Quem te viu, quem te vê. Tanto o Lula quanto o PT transmudaram-se em ritmo invulgar. Da assinatura da  “Carta aos Brasileiros”,  renegando os postulados da criação do PT e aderindo ao  neoliberalismo, aos tempos atuais, a  distância é tão grande quanto os trajetos hoje feitos pelo  ex-presidente, ao redor do mundo,  em jatinhos de empresários e empreiteiros,  para faturar 300 mil reais em cada palestra, das múltiplas que pronuncia.
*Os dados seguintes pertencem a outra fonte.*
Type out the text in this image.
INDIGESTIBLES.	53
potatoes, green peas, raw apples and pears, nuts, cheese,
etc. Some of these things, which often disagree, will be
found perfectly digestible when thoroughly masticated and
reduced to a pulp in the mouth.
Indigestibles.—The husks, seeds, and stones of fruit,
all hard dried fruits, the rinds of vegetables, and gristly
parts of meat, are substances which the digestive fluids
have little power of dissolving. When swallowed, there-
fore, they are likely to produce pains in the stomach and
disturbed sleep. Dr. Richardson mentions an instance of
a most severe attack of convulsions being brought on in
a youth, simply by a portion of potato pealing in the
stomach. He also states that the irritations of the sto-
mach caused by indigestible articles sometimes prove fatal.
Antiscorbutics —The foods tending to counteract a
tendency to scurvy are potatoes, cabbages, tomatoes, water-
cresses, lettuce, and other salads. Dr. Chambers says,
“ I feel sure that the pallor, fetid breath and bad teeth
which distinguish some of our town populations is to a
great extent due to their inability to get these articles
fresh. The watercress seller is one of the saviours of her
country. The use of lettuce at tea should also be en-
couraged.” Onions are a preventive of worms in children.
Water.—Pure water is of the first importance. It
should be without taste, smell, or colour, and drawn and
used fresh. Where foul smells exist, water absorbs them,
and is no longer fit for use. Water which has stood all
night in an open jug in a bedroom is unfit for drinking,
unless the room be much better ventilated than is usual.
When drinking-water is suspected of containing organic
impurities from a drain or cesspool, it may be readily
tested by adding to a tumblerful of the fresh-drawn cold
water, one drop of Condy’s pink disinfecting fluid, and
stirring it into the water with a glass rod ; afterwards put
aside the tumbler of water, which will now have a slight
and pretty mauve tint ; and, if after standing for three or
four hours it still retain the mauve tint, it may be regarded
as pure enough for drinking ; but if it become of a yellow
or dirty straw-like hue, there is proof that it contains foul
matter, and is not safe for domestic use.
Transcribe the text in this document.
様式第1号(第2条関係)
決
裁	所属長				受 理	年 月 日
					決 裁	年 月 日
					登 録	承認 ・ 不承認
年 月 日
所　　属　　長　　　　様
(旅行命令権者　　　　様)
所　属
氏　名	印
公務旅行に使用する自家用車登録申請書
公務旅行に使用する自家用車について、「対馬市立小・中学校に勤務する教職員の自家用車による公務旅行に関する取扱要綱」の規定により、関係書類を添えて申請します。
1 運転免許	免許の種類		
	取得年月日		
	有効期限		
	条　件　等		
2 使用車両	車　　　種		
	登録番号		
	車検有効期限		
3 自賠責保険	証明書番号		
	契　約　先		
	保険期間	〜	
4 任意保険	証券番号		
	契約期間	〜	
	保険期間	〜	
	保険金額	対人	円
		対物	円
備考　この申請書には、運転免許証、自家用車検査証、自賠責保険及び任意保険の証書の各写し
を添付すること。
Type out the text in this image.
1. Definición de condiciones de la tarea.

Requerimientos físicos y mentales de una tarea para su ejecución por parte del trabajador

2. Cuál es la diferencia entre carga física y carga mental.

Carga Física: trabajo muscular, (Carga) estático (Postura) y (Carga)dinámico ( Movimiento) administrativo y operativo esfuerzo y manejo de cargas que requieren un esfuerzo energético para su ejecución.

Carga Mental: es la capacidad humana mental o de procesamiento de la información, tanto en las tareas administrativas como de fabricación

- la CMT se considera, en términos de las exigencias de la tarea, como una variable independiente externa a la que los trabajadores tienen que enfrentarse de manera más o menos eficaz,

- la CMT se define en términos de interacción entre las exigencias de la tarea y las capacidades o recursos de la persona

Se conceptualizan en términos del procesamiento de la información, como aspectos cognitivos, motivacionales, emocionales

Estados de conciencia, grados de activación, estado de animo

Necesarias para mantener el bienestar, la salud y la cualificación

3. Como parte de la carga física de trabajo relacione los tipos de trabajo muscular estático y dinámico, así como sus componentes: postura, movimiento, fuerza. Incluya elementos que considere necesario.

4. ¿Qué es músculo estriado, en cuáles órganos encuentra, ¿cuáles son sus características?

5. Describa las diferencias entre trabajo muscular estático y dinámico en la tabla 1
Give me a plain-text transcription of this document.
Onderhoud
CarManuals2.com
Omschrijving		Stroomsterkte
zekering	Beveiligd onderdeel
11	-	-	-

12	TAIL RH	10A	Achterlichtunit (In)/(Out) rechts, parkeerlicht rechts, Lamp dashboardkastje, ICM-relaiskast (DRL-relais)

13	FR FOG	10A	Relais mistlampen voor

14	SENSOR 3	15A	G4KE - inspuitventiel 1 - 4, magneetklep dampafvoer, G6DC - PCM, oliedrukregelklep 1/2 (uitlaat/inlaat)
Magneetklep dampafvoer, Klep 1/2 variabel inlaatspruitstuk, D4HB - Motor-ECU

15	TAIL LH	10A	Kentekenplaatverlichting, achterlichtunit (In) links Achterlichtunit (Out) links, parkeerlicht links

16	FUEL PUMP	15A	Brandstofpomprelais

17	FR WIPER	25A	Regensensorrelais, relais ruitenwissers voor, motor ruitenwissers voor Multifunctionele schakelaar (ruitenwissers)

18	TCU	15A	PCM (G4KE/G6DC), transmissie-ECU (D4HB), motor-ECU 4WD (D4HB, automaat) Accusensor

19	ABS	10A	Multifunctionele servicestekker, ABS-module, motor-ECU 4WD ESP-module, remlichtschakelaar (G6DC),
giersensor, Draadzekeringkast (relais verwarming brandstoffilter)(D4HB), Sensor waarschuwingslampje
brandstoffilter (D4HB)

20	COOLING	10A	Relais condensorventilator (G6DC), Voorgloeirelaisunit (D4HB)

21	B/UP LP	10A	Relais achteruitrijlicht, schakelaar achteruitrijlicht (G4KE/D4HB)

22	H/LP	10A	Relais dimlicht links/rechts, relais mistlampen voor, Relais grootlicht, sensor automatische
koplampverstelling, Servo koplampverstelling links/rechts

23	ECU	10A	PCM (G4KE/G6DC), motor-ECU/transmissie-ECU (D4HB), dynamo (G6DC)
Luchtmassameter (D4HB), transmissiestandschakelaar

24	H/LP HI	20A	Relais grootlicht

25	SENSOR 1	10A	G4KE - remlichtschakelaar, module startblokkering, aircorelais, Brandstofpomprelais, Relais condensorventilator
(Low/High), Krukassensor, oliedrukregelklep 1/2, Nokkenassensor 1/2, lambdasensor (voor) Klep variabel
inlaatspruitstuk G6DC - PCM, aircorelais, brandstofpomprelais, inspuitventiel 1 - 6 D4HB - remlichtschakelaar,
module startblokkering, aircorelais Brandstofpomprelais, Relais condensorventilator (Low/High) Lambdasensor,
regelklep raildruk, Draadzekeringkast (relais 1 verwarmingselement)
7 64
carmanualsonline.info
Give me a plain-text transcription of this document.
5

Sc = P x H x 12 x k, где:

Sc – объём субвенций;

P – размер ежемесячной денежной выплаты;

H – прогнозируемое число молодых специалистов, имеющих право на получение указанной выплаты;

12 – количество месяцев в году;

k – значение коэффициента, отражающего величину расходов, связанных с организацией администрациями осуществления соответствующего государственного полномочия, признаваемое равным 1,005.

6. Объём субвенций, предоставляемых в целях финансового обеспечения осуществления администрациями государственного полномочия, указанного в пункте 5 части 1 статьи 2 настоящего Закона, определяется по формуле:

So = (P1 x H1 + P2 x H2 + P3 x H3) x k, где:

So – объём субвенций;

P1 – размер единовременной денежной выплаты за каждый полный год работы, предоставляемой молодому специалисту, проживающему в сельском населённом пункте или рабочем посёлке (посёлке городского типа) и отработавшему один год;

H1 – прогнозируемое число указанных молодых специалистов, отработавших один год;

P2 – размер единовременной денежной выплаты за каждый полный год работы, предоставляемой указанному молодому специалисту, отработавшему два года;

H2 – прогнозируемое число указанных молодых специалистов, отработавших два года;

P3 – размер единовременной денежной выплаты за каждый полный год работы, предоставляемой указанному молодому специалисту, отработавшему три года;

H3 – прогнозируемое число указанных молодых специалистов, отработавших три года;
Claro que o Lula é dono dos frutos do seu trabalho, mas não é o de torneiro-mecânico. Seus objetivos  ficam  longe daqueles  anunciados para  os trabalhadores. Paliativos para as desigualdades do capitalismo tem sido o bolsa-família e similares, ao tempo em  que do lado da libertação ele não parece estar. Talvez do outro,  da opressão.

Quanto ao Partido dos Trabalhadores, quanta desilusão. Transformou-se no partido dos mensalões, dos aloprados e dos aferrados aos DAS. Para não falar dos feudos conquistados  na administração federal  e do gradativo desinteresse de suas bancadas por projetos sociais,  fixadas exclusivamente em  nomeações e na  ocupação de cargos públicos.  Talvez por isso  os inspiradores do discurso acima referido do Lula já o tenham abandonado faz muito: Francisco Weffort e Frei Beto…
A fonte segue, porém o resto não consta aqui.